Meetings have been held with business leaders and council members in Hayden, Craig and Steamboat, with the goal of soliciting feedback before plans went “too far down the road,” Spillane said.
“We’re going out of our way to do this slowly and to do this right,” he said.
Hofman said that future market research would determine how big the development would be and that the group is in the process of researching what the economic impact would be.
“The numbers that we have are very positive,” Spillane said. “We’re making sure we have the best info possible before we put it out there.”
Hofman said that the group is moving forward and that it envisions a project that would generate jobs, provide profit sharing for impacted communities and create more of a draw for tourism year-round.
“We don’t anticipate people looking at this and coming to this valley to gamble exclusively,” Spillane said. “This is something that will attract people in a way that other ski areas and other outdoor areas can’t do. It’s just an added benefit to what already exists.”
Hofman said the other men involved in the partnership are Hayden resident Dave Marin, Hayden developer Stefanus Nijsten and his business partner Bob Zibel. Nijsten and Zibel developed the Creek View project on the west side of Hayden, and Zibel owns a 187-acre parcel along Routt County Road 51A just northeast of YVRA.
Hofman said that the location by the airport makes sense because the airport needs a hotel and that a casino and entertainment venue would be a regional draw.
“We see this as a piece of regional economic development,” Hofman said. “If it were to be just at the ski area, there would be the sense that it’s just about Steamboat, and it’s not. It’s about the valley.”
Hofman said recent regulatory changes make the possibility of building a casino more of a reality. He said the group needs to find an American Indian tribe that would own the casino and a firm to manage it. Gaining regulatory approval would be expensive, Hofman said, and the governor would have to sign off.
“We’re not going to ask our governor to support a project that our community doesn’t support,” Hofman said.
It could be two or more years before any building started, Hofman said.
Steamboat Springs City Council President Bart Kounovsky called the project interesting and said it was too early to say whether he would support it.
“They’ve got a lot of work to do in regards to getting the residents of the Yampa Valley educated in regards to the impact both good and bad a project like this would have,” Kounovsky said.
Craig City Council member Ray Beck said he thought the plan presented potential opportunities.
“It appeared like this was going to be a huge opportunity for economic development and job growth benefiting the whole valley,” said Beck, who also is on the Yampa Valley Regional Airport Commission.
Hayden Mayor Jim Haskins said the Hayden Town Council has heard about the project.
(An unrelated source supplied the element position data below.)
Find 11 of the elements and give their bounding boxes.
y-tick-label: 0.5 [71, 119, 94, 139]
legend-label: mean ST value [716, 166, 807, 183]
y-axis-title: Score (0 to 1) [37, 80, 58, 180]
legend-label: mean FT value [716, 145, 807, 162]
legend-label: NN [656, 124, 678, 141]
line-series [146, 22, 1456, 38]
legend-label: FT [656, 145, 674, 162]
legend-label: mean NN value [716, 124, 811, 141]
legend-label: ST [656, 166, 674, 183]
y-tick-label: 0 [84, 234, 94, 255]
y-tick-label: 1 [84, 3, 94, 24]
Haskins said the town would be mistaken to not consider any sort of development proposal for land surrounding YVRA.
“I have a very open mind about this,” Haskins said. “It’s kind of interesting. It was interesting last time this happened.”
In July 1999, the Northern Ute Indian Tribe approached the town about building a casino near the airport. A survey of 450 Hayden residents found that 70 percent were against it, and the Hayden Town Board voted unanimously to deny the proposal.
Spillane committed to skiing
Since the 2010 Olympics, Spillane, 31, said he has been considering options for when his Nordic combined career ends. He said he was approached by Hofman in spring 2011 about the casino project.
“My immediate reaction was, ‘Yes, I would be interested in it,’ and it’s something that I feel is really exciting for the valley and the communities it would affect because it’s something that can set our tourist industry ... apart from anything else that’s in Colorado.
Hofman said Spillane’s partnership has more to do with Spillane’s deep roots in the community than it does with his celebrity status.
“My role in this is not going to be someone who stands at the front and is going to sign autographs for people to come inside a casino,” Spillane said. “My intention is to be a partner and do everything I can do to make sure this is a project we can all be proud of.”
Spillane said he talked with his coach Thursday and told him that he would continue preparing and training to compete the same as he has the past 15 years.
“This is a big project, and if and when it moves forward, if it requires more of my time, I will re-evaluate. ... But right now, I have every intention of continuing to be an athlete and a competitor,” Spillane said.